Rock once again forms the foundation for this narrative, the rapid guitar riff and the steady drum beats catching listeners’ ears in the first second. An electric guitar backs the English hook—”You keep calling me a liar”—sung in Yuqi’s full voice, her deeper tone amplifying the grit and emotion behind her words. “Liar” calls up images of (G)I-dle driving away in a vintage convertible, the top down, while everything behind them burns up in flames.
The middle three tracks of I Never Die turn in favor of breathier vocals, sparser instrumentals, and more autobiographical stories. (G)I-dle save the higher, mystery concepts for the opening and closing of their album, while they shine a light on the most vulnerable parts of themselves in “Already,” “Escape,” and “Polaroid.”
However, similar to the other songs mentioned earlier, “Already” is framed like a movie. An anonymous voice softly saying, “Ready, action” launches this earworm, the sound of a film tape clicking gently in the background. There is a darker edge present, but it is one of sadness sinking into the singers as they understand that their relationship is “already over.” The last line of the chorus finalizes this and concludes the movie that had just begun: “The end, it’s how our story ends.”
Despite this heaviness, the vocals in “Already” float along the lilting melody which repeats “already.” A groundedness also exists especially in the rich tones of Minnie and Yuqi’s voices to paint this scene woven with complicated emotion.

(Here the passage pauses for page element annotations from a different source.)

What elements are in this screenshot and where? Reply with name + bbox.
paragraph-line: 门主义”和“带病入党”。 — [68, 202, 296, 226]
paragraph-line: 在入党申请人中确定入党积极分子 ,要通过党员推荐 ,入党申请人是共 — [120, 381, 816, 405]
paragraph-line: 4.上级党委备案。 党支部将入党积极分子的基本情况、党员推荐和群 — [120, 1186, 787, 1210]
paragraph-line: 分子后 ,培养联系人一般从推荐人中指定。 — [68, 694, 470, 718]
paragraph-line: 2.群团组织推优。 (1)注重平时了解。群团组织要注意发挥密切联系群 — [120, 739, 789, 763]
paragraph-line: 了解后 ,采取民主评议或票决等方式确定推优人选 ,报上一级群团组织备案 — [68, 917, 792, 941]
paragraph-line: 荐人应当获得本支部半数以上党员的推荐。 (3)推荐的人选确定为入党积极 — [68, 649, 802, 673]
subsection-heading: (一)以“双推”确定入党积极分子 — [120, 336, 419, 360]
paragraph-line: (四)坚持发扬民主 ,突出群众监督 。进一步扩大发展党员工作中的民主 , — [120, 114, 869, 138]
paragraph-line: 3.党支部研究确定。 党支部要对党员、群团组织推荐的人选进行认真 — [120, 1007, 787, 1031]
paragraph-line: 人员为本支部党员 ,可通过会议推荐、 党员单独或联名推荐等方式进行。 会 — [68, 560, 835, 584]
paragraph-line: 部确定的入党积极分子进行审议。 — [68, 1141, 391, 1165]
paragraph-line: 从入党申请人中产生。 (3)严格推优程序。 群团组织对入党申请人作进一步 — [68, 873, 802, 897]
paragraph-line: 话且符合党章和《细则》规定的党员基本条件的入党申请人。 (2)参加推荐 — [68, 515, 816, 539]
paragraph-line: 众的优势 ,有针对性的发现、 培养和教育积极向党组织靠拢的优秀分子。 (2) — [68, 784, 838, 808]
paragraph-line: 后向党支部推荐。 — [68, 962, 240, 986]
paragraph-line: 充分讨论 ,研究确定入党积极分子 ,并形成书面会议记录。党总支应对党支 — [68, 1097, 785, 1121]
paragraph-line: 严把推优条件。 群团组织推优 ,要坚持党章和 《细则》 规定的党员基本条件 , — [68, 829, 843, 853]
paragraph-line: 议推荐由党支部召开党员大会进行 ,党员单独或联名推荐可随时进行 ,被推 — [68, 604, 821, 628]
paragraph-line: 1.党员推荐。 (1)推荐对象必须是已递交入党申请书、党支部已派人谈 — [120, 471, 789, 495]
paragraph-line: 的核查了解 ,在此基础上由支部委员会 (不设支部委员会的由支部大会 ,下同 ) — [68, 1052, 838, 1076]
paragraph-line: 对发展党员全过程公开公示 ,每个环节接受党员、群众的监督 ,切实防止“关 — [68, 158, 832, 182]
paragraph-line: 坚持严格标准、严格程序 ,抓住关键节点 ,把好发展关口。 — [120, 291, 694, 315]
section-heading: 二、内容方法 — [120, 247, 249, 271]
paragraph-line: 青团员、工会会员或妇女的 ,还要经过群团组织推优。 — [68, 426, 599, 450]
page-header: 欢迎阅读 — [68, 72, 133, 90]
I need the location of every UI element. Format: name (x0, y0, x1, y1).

“Polaroid” captures the stories closest to (G)I-dle’s hearts. Another track composed by Yuqi, “Polaroid” slows the pace down and encourages the members—and listeners—to remember the good times, to hold onto the moments that propel you forward.

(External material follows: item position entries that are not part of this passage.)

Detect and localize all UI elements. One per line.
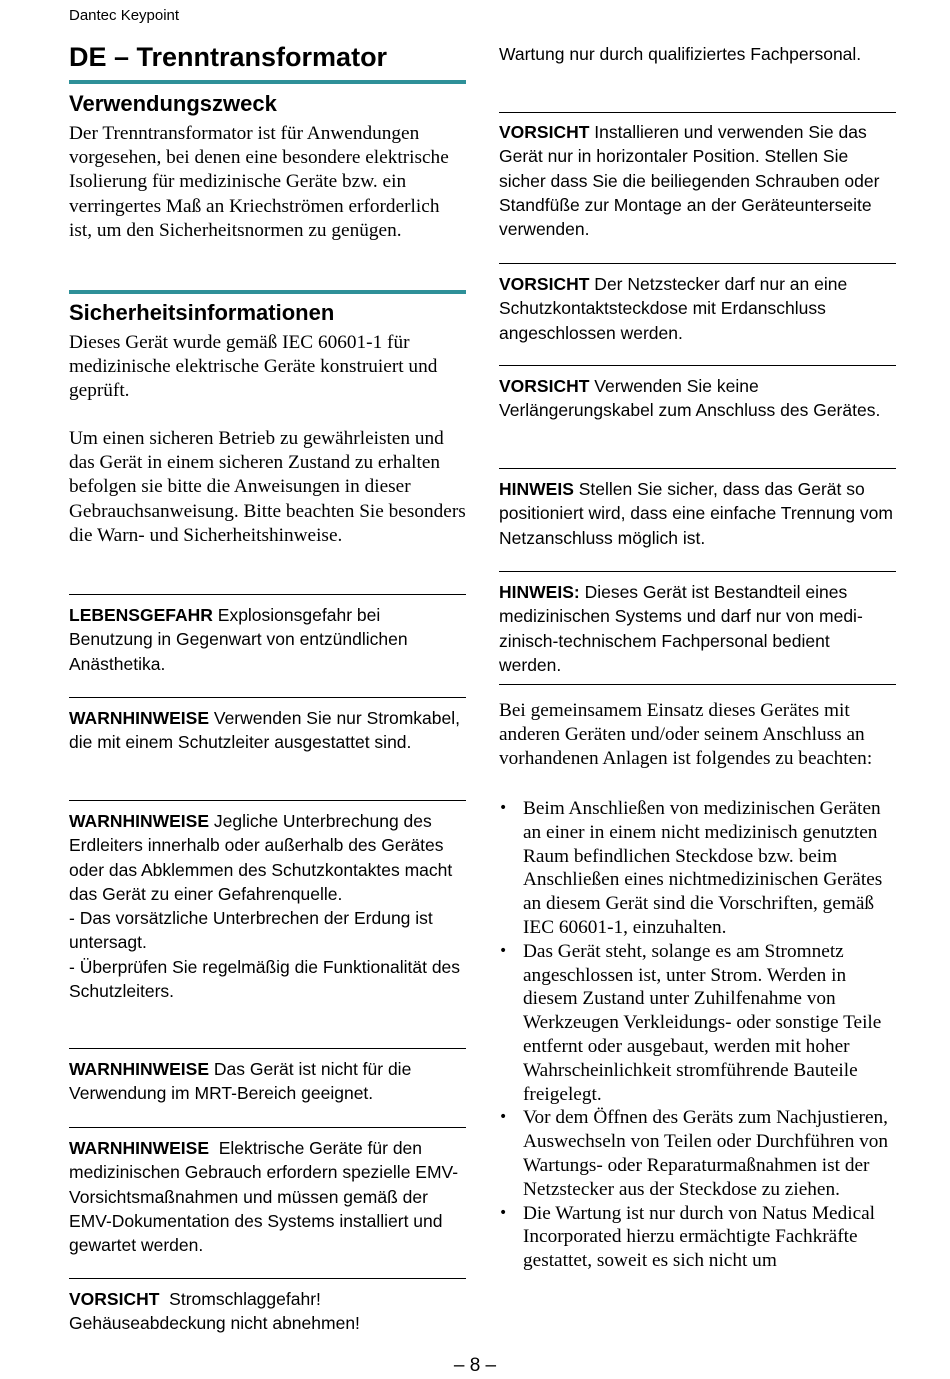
notice-label: VORSICHT [499, 376, 590, 396]
notice-divider [499, 263, 896, 264]
notice-label: VORSICHT [499, 274, 590, 294]
notice-caution-plug [499, 272, 896, 345]
notice-text: Der Netzstecker darf nur an eine Schutzkontaktsteckdose mit Erdanschluss angeschlossen werden. [499, 274, 848, 343]
notice-label: WARNHINWEISE [69, 1059, 209, 1079]
notice-text: Verwenden Sie keine Verlängerungskabel zum Anschluss des Gerätes. [499, 376, 881, 421]
notice-warning-emc [69, 1136, 466, 1257]
notice-text: Installieren und verwenden Sie das Gerät nur in horizontaler Position. Stellen Sie sicher dass Sie die beiliegenden Schrauben oder Standfüße zur Montage an der Geräteunterseite verwenden. [499, 122, 880, 240]
safety-paragraph-2: Um einen sicheren Betrieb zu gewährleisten und das Gerät in einem sicheren Zustand zu erhalten befolgen sie bitte die Anweisungen in dieser Gebrauchsanweisung. Bitte beachten Sie besonders die Warn- und Sicherheitshinweise. [69, 428, 466, 546]
notice-text: Das Gerät ist nicht für die Verwendung im MRT-Bereich geeignet. [69, 1059, 412, 1104]
notice-label: HINWEIS: [499, 582, 580, 602]
combined-use-intro: Bei gemeinsamem Einsatz dieses Gerätes mit anderen Geräten und/oder seinem Anschluss an vorhandenen Anlagen ist folgendes zu beachten: [499, 700, 873, 770]
notice-continuation: Wartung nur durch qualifiziertes Fachpersonal. [499, 44, 862, 64]
notice-text: Elektrische Geräte für den medizinischen Gebrauch erfordern spezielle EMV-Vorsichtsmaßnahmen und müssen gemäß der EMV-Dokumentation des Systems installiert und gewartet werden. [69, 1138, 459, 1256]
running-header: Dantec Keypoint [69, 7, 180, 24]
notice-text: Explosionsgefahr bei Benutzung in Gegenwart von entzündlichen Anästhetika. [69, 605, 408, 674]
notice-label: WARNHINWEISE [69, 811, 209, 831]
notice-caution-horizontal [499, 120, 896, 241]
safety-paragraph-1: Dieses Gerät wurde gemäß IEC 60601-1 für medizinische elektrische Geräte konstruiert und geprüft. [69, 332, 438, 402]
notice-label: VORSICHT [69, 1289, 160, 1309]
page-number: – 8 – [453, 1355, 497, 1376]
intended-use-paragraph: Der Trenntransformator ist für Anwendungen vorgesehen, bei denen eine besondere elektrische Isolierung für medizinische Geräte bzw. ein verringertes Maß an Kriechströmen erforderlich ist, um den Sicherheitsnormen zu genügen. [69, 123, 449, 241]
notice-divider [499, 571, 896, 572]
notice-warning-mrt [69, 1057, 466, 1106]
list-item: • Vor dem Öffnen des Geräts zum Nachjustieren, Auswechseln von Teilen oder Durchführen von Wartungs- oder Reparaturmaßnahmen ist der Netzstecker aus der Steckdose zu ziehen. [499, 1106, 896, 1201]
notice-text: Jegliche Unterbrechung des Erdleiters innerhalb oder außerhalb des Gerätes oder das Abklemmen des Schutzkontaktes macht das Gerät zu einer Gefahrenquelle. [69, 811, 453, 904]
combined-use-bullet-list [499, 797, 896, 1273]
notice-danger [69, 603, 466, 676]
notice-label: VORSICHT [499, 122, 590, 142]
notice-warning-ground [69, 809, 466, 1003]
notice-text: Stromschlaggefahr! Gehäuseabdeckung nicht abnehmen! [69, 1289, 360, 1334]
notice-divider [69, 1127, 466, 1128]
notice-text: Verwenden Sie nur Stromkabel, die mit einem Schutzleiter ausgestattet sind. [69, 708, 460, 753]
notice-divider [499, 365, 896, 366]
notice-divider [499, 468, 896, 469]
notice-caution-shock [69, 1287, 466, 1336]
notice-text: Stellen Sie sicher, dass das Gerät so positioniert wird, dass eine einfache Trennung vom Netzanschluss möglich ist. [499, 479, 893, 548]
notice-extra-line: - Überprüfen Sie regelmäßig die Funktionalität des Schutzleiters. [69, 956, 461, 1002]
title-underline-bar [69, 80, 466, 84]
notice-extra-line: - Das vorsätzliche Unterbrechen der Erdung ist untersagt. [69, 908, 433, 953]
notice-note-system [499, 580, 896, 677]
notice-label: WARNHINWEISE [69, 708, 209, 728]
notice-label: HINWEIS [499, 479, 574, 499]
notice-divider [69, 800, 466, 801]
notice-divider [499, 112, 896, 113]
list-item: • Die Wartung ist nur durch von Natus Medical Incorporated hierzu ermächtigte Fachkräfte gestattet, soweit es sich nicht um [499, 1202, 896, 1273]
list-item: • Beim Anschließen von medizinischen Geräten an einer in einem nicht medizinisch genutzten Raum befindlichen Steckdose bzw. beim Anschließen eines nichtmedizinischen Gerätes an diesem Gerät sind die Vorschriften, gemäß IEC 60601-1, einzuhalten. [499, 797, 896, 940]
notice-divider [69, 697, 466, 698]
notice-warning-power-cable [69, 706, 466, 755]
notice-label: LEBENSGEFAHR [69, 605, 213, 625]
notice-divider [499, 684, 896, 685]
notice-divider [69, 1278, 466, 1279]
list-item: • Das Gerät steht, solange es am Stromnetz angeschlossen ist, unter Strom. Werden in diesem Zustand unter Zuhilfenahme von Werkzeugen Verkleidungs- oder sonstige Teile entfernt oder ausgebaut, werden mit hoher Wahrscheinlichkeit stromführende Bauteile freigelegt. [499, 940, 896, 1107]
section-heading-sicherheitsinformationen: Sicherheitsinformationen [69, 300, 335, 325]
notice-divider [69, 1048, 466, 1049]
notice-caution-extension [499, 374, 896, 423]
notice-text: Dieses Gerät ist Bestandteil eines medizinischen Systems und darf nur von medi-zinisch-technischem Fachpersonal bedient werden. [499, 582, 863, 675]
notice-divider [69, 594, 466, 595]
document-title: DE – Trenntransformator [69, 42, 388, 72]
section-divider-bar [69, 290, 466, 294]
notice-label: WARNHINWEISE [69, 1138, 209, 1158]
notice-note-disconnect [499, 477, 896, 550]
section-heading-verwendungszweck: Verwendungszweck [69, 91, 277, 116]
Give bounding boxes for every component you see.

While the production could be stronger, it grows to become a nice “sing by the campfire” acoustic guitar song. (G)I-dle’s gentle voices add to this comfortable feeling as they sing, “A lot of people want us to grow up” or the unfiltered desire to “Let’s make a funny face,” the last lyric of the hook. After spending most of the album telling stories about other characters, often expressing the darkest of emotions, “Polaroid” looks back on simpler times. This reflection inspires the group to carry a similar energy and mindset into the present.
“Escape” is also a place for (G)I-dle and their fans to find comfort. The reverb on the light electric guitar notes allows for the instrumentals to mirror the safe space (G)I-dle create through their voices and their words. Penned by Minnie and Soyeon, “Escape” weaves a brighter sound into I Never Die and a hopeful outlook founded in mutual support:
I’ll take you anywhere
I’m coming with you…
I’m running without any thoughts
I’ll run with you…
I’ll be right by your side
This is their way of saying, “it’s okay” and extending a touch of comfort for those who need it most (including themselves).
When (G)I-dle came back last year with I Burn, the songwriting of the mini and the creativity of how the group approached heartbreak stood out to our writer. More than a year later, the production of I Never Die, their first full album, has finally caught up with the sophistication of (G)I-dle’s lyricism and the depth of their captivating concepts. The vivid images each track conjures lend themselves to the cinematic narrative wrought with complex emotions, a message of “I’m just me,” a grungy rock aesthetic, and sly dark humor.
If one looks closely at the I Never Die concept photos, they will notice that the “G” in the (G)I-dle logo is blurred out. It is up to (G)I-dle to fill in what kind of “idol” they are and want to be. With this freedom to decide and to define, (G)I-dle place themselves in the story of I Never Die—a concept and a narrative we can only hope never ends.